No alla sala scommesse, Tar dà ragione al Comune

I proponenti della sala avevano presentato il ricorso dopo il diniego ricevuto in base ai regolamenti di Comune e Unione Valdera



CASCIANA TERME LARI — L'amministrazione comunale ha fatto sapere che il Tar della Toscana ha respinto il ricorso presentato dalla società che, vistasi negare l'istanza per realizzare una sala scommesse in via Livornese Est, aveva scelto le vie legali per dirimere la questione.

"La vicenda - hanno ricordato dal Comune - è nata dal provvedimento, preso a suo tempo dalla Questura di Pisa, sulla base del regolamento sul gioco dell’Unione Valdera, circa il mancato rispetto della distanza di almeno 500 metri tra l’ingresso in cui sarebbe dovuto sorgere un punto scommesse e quello che il regolamento dell’Unione Valdera individua come luogo sensibile, ovvero il giardino pubblico che sorge nelle immediate vicinanze.

“Siamo molto soddisfatti perché il Tar nuovamente ci ha dato ragione in toto a dimostrazione che il regolamento che abbiamo fatto in seno all’Unione Valdera è uno strumento efficace. – ha commentato il sindaco Mirko Terreni –. Frutto di scelte politiche mirate e di un lavoro tecnico accurato, il regolamento anche in questa occasione ci ha permesso di arginare il fenomeno del gioco d’azzardo, preservando luoghi sensibili per la nostra comunità".

Il Tar avrebbe quindi riconosciuto pienamente la funzione aggregatrice rivestita da un luogo come il giardino pubblico e la sua frequentazione da parte di anziani e giovani, considerate persone in fasce di età da tutelare.

Il regolamento dell’Unione Valdera è stato pensato proprio per contrastare il gioco d’azzardo e per proteggere luoghi sensibili ulteriori, rispetto a quelli previsti dalla normativa regionale e nazionale, intorno a quali non è possibile aprire o trasferire attività legate al gioco scommesse e dai quali è necessario mantenere una distanza, appunto, di almeno 500 metri.

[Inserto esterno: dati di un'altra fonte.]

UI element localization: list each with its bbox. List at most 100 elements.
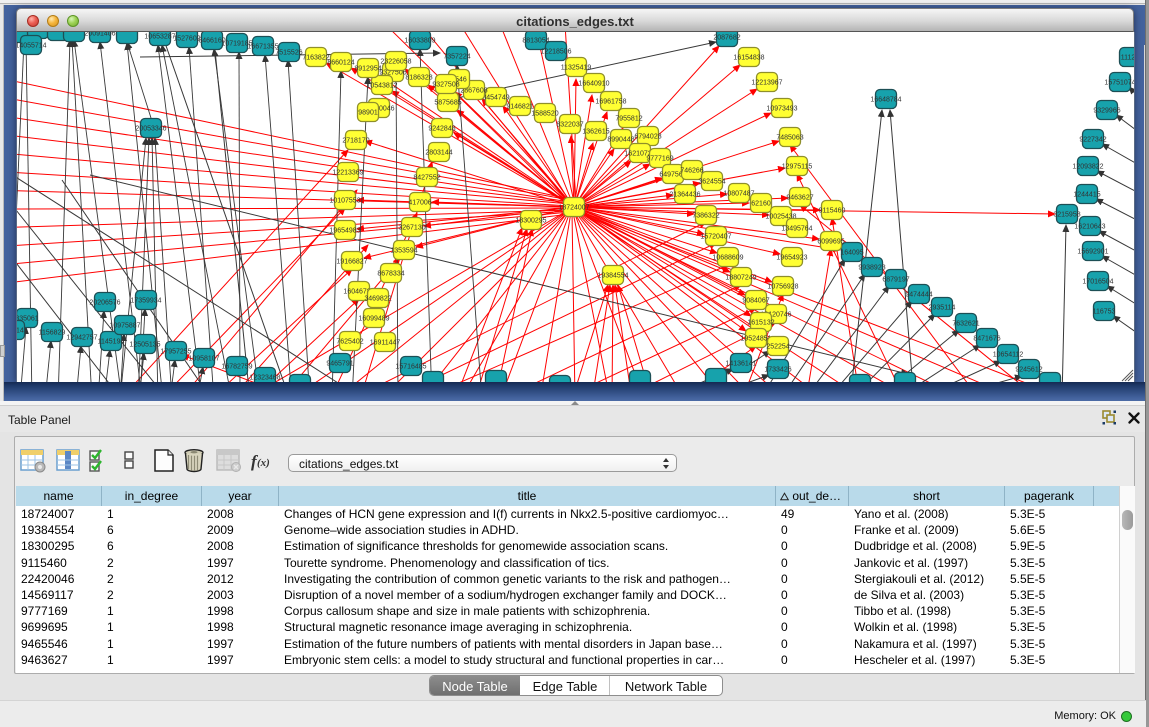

Luoghi tra i quali i sindaci dell’Unione hanno voluto inserire anche i giardini pubblici, in quanto ambienti di aggregazione, rispetto ai quali si impone forte il tema della sicurezza urbana.

“Il contrasto al fenomeno del gioco d’azzardo – ha aggiunto il primo cittadino – è da sempre prioritario per la mia Amministrazione. Nel tempo a Casciana Terme Lari siamo riusciti ad intervenire su più livelli, sensibilizzando i cittadini, agevolando fiscalmente gli esercenti che dismettono dai propri locali le slot machines, e intervenendo, come in questo caso, con un regolamento pensato per preservare la salute dei cittadini contrastando in modo forte il gioco d’azzardo. Un male della nostra società, che rovina famiglie intere e la salute di persone fragili e che in qualità di Sindaco ho il dovere di contrastare in tutti i modi a mia disposizione".